Does MSP cover dental care?

For most adults, no. Dental and oral surgery performed in a hospital is covered when medically required, and BC funds some orthodontic treatment for severe craniofacial conditions on prior approval. Routine adult dental (cleanings, fillings, extractions, crowns, dentures) is not covered. Working-age BC residents under $90,000 family income with no private dental coverage now qualify for the federal Canadian Dental Care Plan (CDCP), which closes most of that gap. Children covered under the federal Healthy Kids Program also receive limited dental benefits.

Does MSP cover prescription drugs?

Drugs administered during a hospital stay are covered. Prescriptions filled at a community pharmacy are not covered by MSP itself but are subsidized through Fair PharmaCare on an income-tested basis. Coverage is 70% of eligible costs above an income-based deductible (75% if a family member was born before 1940), with 100% coverage above a family maximum. Default deductible is $10,000 if you do not sign the CRA consent form during enrolment. The federal Pharmacare Act now covers contraception and diabetes drugs under the BC bilateral agreement signed in 2024.

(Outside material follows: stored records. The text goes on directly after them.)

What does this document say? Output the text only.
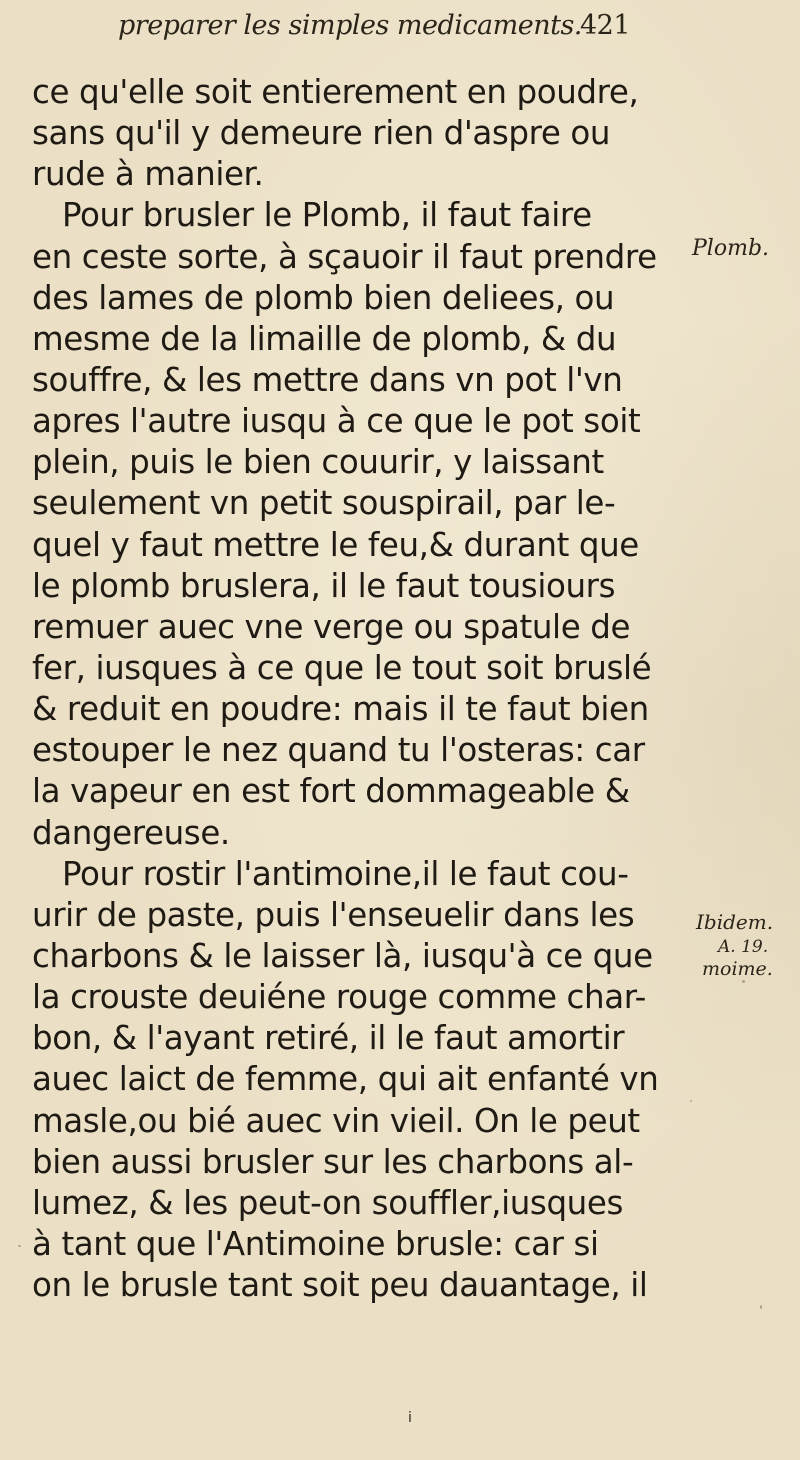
preparer les simples medicaments.
421
ce qu'elle soit entierement en poudre,
sans qu'il y demeure rien d'aspre ou
rude à manier.
Pour brusler le Plomb, il faut faire
en ceste sorte, à sçauoir il faut prendre
des lames de plomb bien deliees, ou
mesme de la limaille de plomb, & du
souffre, & les mettre dans vn pot l'vn
apres l'autre iusqu à ce que le pot soit
plein, puis le bien couurir, y laissant
seulement vn petit souspirail, par le-
quel y faut mettre le feu,& durant que
le plomb bruslera, il le faut tousiours
remuer auec vne verge ou spatule de
fer, iusques à ce que le tout soit bruslé
& reduit en poudre: mais il te faut bien
estouper le nez quand tu l'osteras: car
la vapeur en est fort dommageable &
dangereuse.
Pour rostir l'antimoine,il le faut cou-
urir de paste, puis l'enseuelir dans les
charbons & le laisser là, iusqu'à ce que
la crouste deuiéne rouge comme char-
bon, & l'ayant retiré, il le faut amortir
auec laict de femme, qui ait enfanté vn
masle,ou bié auec vin vieil. On le peut
bien aussi brusler sur les charbons al-
lumez, & les peut-on souffler,iusques
à tant que l'Antimoine brusle: car si
on le brusle tant soit peu dauantage, il
Plomb.
Ibidem.
A. 19.
moime.
i
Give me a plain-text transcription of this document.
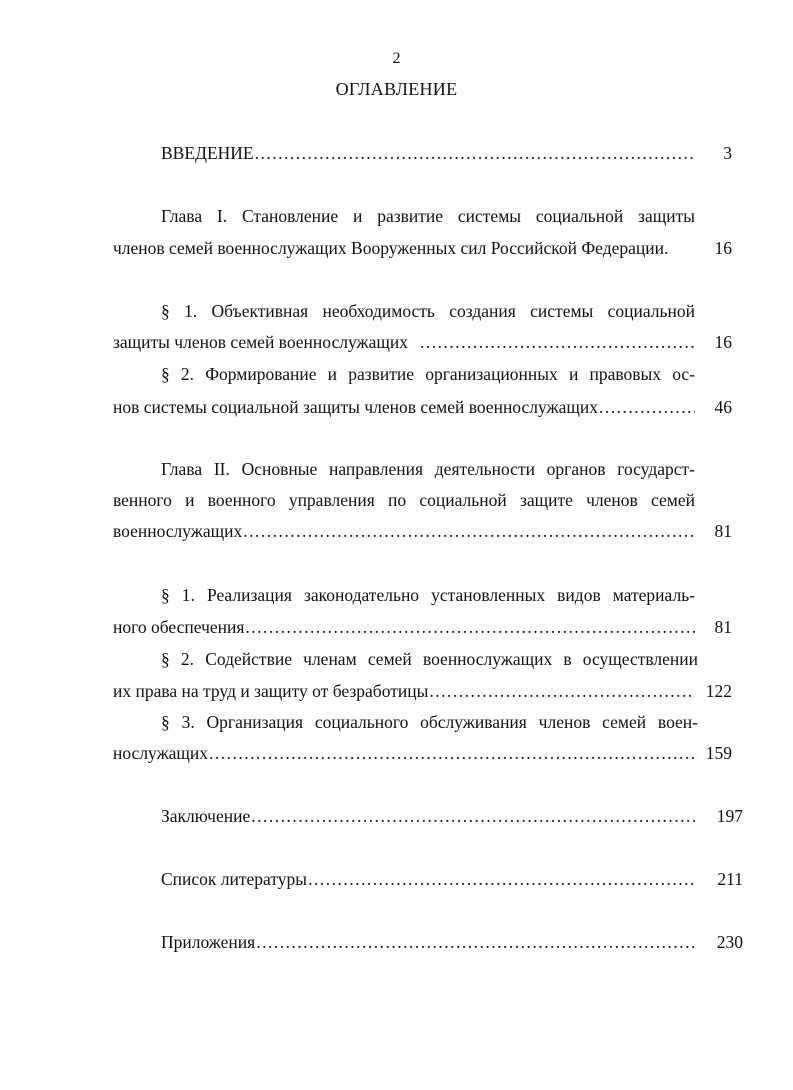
2
ОГЛАВЛЕНИЕ
ВВЕДЕНИЕ .....	3
Глава I. Становление и развитие системы социальной защиты
членов семей военнослужащих Вооруженных сил Российской Федерации.	16
§ 1. Объективная необходимость создания системы социальной
защиты членов семей военнослужащих .....	16
§ 2. Формирование и развитие организационных и правовых ос-
нов системы социальной защиты членов семей военнослужащих .....	46
Глава II. Основные направления деятельности органов государст-
венного и военного управления по социальной защите членов семей
военнослужащих .....	81
§ 1. Реализация законодательно установленных видов материаль-
ного обеспечения .....	81
§ 2. Содействие членам семей военнослужащих в осуществлении
их права на труд и защиту от безработицы .....	122
§ 3. Организация социального обслуживания членов семей воен-
нослужащих .....	159
Заключение .....	197
Список литературы .....	211
Приложения .....	230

Does MSP cover ambulance services?

Not as a regular benefit, but the patient fee is heavily subsidized for MSP-covered residents. The 2026 BC ambulance fee schedule is $80 for a ground ambulance transport, $50 for a 911 response without transport, free for inter-hospital transfers ordered by a physician, $848 flat for a non-resident ground service, and $4,394 per hour for a non-resident helicopter. Most employer benefit plans and Pacific Blue Cross supplementary policies cover the resident $80 fee. Source: bcehs.ca/about/billing/fees.

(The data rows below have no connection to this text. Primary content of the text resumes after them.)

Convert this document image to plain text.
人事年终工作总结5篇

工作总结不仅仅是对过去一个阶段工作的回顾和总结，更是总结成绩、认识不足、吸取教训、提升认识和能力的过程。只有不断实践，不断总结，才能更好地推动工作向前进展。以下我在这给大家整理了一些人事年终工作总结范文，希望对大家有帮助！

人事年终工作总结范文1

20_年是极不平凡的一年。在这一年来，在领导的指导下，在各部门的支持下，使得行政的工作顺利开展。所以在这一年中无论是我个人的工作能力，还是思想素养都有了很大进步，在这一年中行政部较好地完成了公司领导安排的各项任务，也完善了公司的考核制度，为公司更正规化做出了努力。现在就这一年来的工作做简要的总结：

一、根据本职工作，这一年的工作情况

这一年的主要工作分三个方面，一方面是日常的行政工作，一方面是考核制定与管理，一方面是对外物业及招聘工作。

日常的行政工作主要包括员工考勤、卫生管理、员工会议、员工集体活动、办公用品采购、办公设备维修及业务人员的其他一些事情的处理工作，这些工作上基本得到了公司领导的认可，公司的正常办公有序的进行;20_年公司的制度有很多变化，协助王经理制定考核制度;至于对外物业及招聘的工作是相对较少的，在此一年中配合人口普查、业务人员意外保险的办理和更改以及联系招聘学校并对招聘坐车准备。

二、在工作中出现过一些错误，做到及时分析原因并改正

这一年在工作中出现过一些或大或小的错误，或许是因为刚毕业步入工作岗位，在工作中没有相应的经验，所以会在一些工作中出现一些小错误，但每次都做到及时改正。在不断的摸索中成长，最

What do I do if I need health care while I am still in the MSP wait period?

Use private bridge insurance for everything except free public services. Dial 8-1-1 anytime for free nurse advice, pharmacist advice, or a virtual physician visit through HealthLink BC; the 8-1-1 service does not require an MSP number. Walk-in clinics and Urgent and Primary Care Centres will still see you, but you pay cash (typically $90 to $200) and submit to your private insurer for reimbursement. For true emergencies, the emergency department always sees you regardless of insurance status; the bill follows. Bridge insurance is the cheapest insurance you will ever buy.